Les trois étapes de la conversion de saint Augustin, un modèle pour chaque être humain. Cinquième et dernière catéchèse de Benoît XVI sur saint Augustin, le 27 février 2008.
Saint Augustin a été un chercheur passionné de la vérité : il l’a été dès le début et ensuite pendant toute sa vie. La première étape de son chemin de conversion s’est précisément réalisée dans l’approche progressive du christianisme. En réalité, il avait reçu de sa mère Monique, à laquelle il resta toujours très lié, une éducation chrétienne et, bien qu’il ait vécu pendant ses années de jeunesse une vie dissipée, il ressentit toujours une profonde attraction pour le Christ, ayant bu l’amour pour le nom du Seigneur avec le lait maternel, comme il le souligne lui-même. Mais la philosophie également, en particulier d’inspiration platonicienne, avait également contribué à le rapprocher ultérieurement du Christ en lui manifestant l’existence du Logos, la raison créatrice. Les livres des philosophes lui indiquaient qu’il y d’abord la raison, dont vient ensuite tout le monde, mais ils ne lui disaient pas comment rejoindre ce Logos, qui semblait si loin. Seule la lecture des lettres de saint Paul, dans la foi de l’Église catholique, lui révéla pleinement la vérité. Cette expérience fut synthétisée par Augustin dans l’une des pages les plus célèbres de ses Confessions : il raconte que, dans le tourment de ses réflexions, s’étant retiré dans un jardin, il entendit à l’improviste une voix d’enfant qui répétait une cantilène, jamais entendue auparavant : tolle, lege, tolle, lege, "prends, lis, prends, lis". Il se rappela alors de la conversion d’Antoine, père du monachisme, et avec attention il revint au codex de Paul qu’il tenait quelques instants auparavant entre les mains, il l’ouvrit et son regard tomba sur la lettre aux Romains, où l’Apôtre exhorte à abandonner les œuvres de la chair et à se revêtir du Christ. Il avait compris que cette parole, à ce moment, lui était personnellement adressée, provenait de Dieu à travers l’Apôtre et lui indiquait ce qu’il fallait faire à ce moment. Il sentit ainsi se dissiper les ténèbres du doute et il se retrouva finalement libre de se donner entièrement au Christ : "Tu avais converti mon être à toi", commente-t-il. Ce fut la première conversion décisive.

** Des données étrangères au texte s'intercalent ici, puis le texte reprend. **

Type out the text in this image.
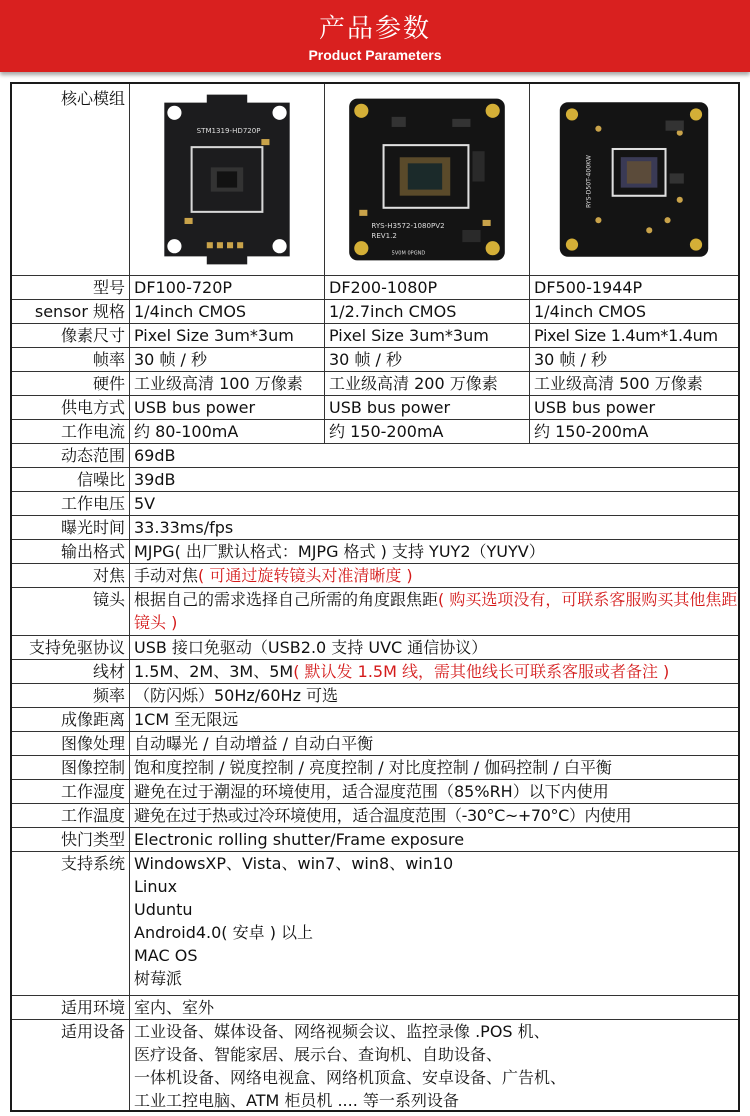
产品参数
Product Parameters
核心模组
STM1319-HD720P
RYS-H3572-1080PV2
REV1.2
5V0M 0PGND
RYS-D50T-400KW
型号 DF100-720P	DF200-1080P	DF500-1944P
sensor 规格 1/4inch CMOS	1/2.7inch CMOS	1/4inch CMOS
像素尺寸 Pixel Size 3um*3um	Pixel Size 3um*3um	Pixel Size 1.4um*1.4um
帧率 30 帧 / 秒	30 帧 / 秒	30 帧 / 秒
硬件 工业级高清 100 万像素	工业级高清 200 万像素	工业级高清 500 万像素
供电方式 USB bus power	USB bus power	USB bus power
工作电流 约 80-100mA	约 150-200mA	约 150-200mA
动态范围 69dB
信噪比 39dB
工作电压 5V
曝光时间 33.33ms/fps
输出格式 MJPG( 出厂默认格式：MJPG 格式 ) 支持 YUY2（YUYV）
对焦 手动对焦( 可通过旋转镜头对准清晰度 )
镜头 根据自己的需求选择自己所需的角度跟焦距( 购买选项没有，可联系客服购买其他焦距镜头 )
支持免驱协议 USB 接口免驱动（USB2.0 支持 UVC 通信协议）
线材 1.5M、2M、3M、5M( 默认发 1.5M 线，需其他线长可联系客服或者备注 )
频率 （防闪烁）50Hz/60Hz 可选
成像距离 1CM 至无限远
图像处理 自动曝光 / 自动增益 / 自动白平衡
图像控制 饱和度控制 / 锐度控制 / 亮度控制 / 对比度控制 / 伽码控制 / 白平衡
工作湿度 避免在过于潮湿的环境使用，适合湿度范围（85%RH）以下内使用
工作温度 避免在过于热或过冷环境使用，适合温度范围（-30°C~+70°C）内使用
快门类型 Electronic rolling shutter/Frame exposure
支持系统 WindowsXP、Vista、win7、win8、win10
Linux
Uduntu
Android4.0( 安卓 ) 以上
MAC OS
树莓派
适用环境 室内、室外
适用设备 工业设备、媒体设备、网络视频会议、监控录像 .POS 机、
医疗设备、智能家居、展示台、查询机、自助设备、
一体机设备、网络电视盒、网络机顶盒、安卓设备、广告机、
工业工控电脑、ATM 柜员机 .... 等一系列设备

Le rhéteur africain arriva à cette étape fondamentale de son long chemin grâce à sa passion pour l’homme et pour la vérité, passion qui le mena à chercher Dieu, grand et inaccessible. La foi en Christ lui fit comprendre que le Dieu, apparemment si lointain, en réalité ne l’était pas. En effet, il s’était fait proche de nous, devenant l’un de nous. C’est dans ce sens que la foi en Christ a porté à son accomplissement la longue recherche d’Augustin sur le chemin de la vérité. Seul un Dieu qui s’est fait "tangible", l’un de nous, était finalement un Dieu que l’on pouvait prier, pour lequel et avec lequel on pouvait vivre. Il s’agit d’une voie à parcourir avec courage et en même temps avec humilité, en étant ouvert à une purification permanente dont chacun de nous a toujours besoin. Mais avec cette Veillée pascale de 387, comme nous l’avons dit, le chemin d’Augustin n’était pas conclu. De retour en Afrique et ayant fondé un petit monastère, il s’y retira avec quelques amis pour se consacrer à la vie contemplative et à l’étude. C’était le rêve de sa vie. A présent, il était appelé à vivre totalement pour la vérité, avec la vérité, dans l’amitié du Christ qui est la vérité. Un beau rêve qui dura trois ans, jusqu’à ce qu’il soit, malgré lui, consacré prêtre à Hippone et destiné à servir les fidèles, en continuant certes à vivre avec le Christ et pour le Christ, mais au service de tous. Cela lui était très difficile, mais il comprit dès le début que ce n’est qu’en vivant pour les autres, et pas seulement pour sa contemplation privée, qu’il pouvait réellement vivre avec le Christ et pour le Christ. Ainsi, renonçant à une vie uniquement de méditation, Augustin apprit, souvent avec difficulté, à mettre à disposition le fruit de son intelligence au bénéfice des autres. Il apprit à communiquer sa foi aux personnes simples et à vivre ainsi pour elles, dans ce qui devint sa ville, accomplissant sans se lasser une activité généreuse et difficile, qu’il décrit ainsi dans l’un de ses très beaux sermons : "Sans cesse prêcher, discuter, reprendre, édifier, être à la disposition de tous - c’est une lourde charge, un grand poids, une immense fatigue." Mais il prit ce poids sur lui, comprenant que précisément ainsi il pouvait être plus proche du Christ. Comprendre que l’on arrive aux autres avec simplicité et humilité, telle fut sa véritable deuxième conversion.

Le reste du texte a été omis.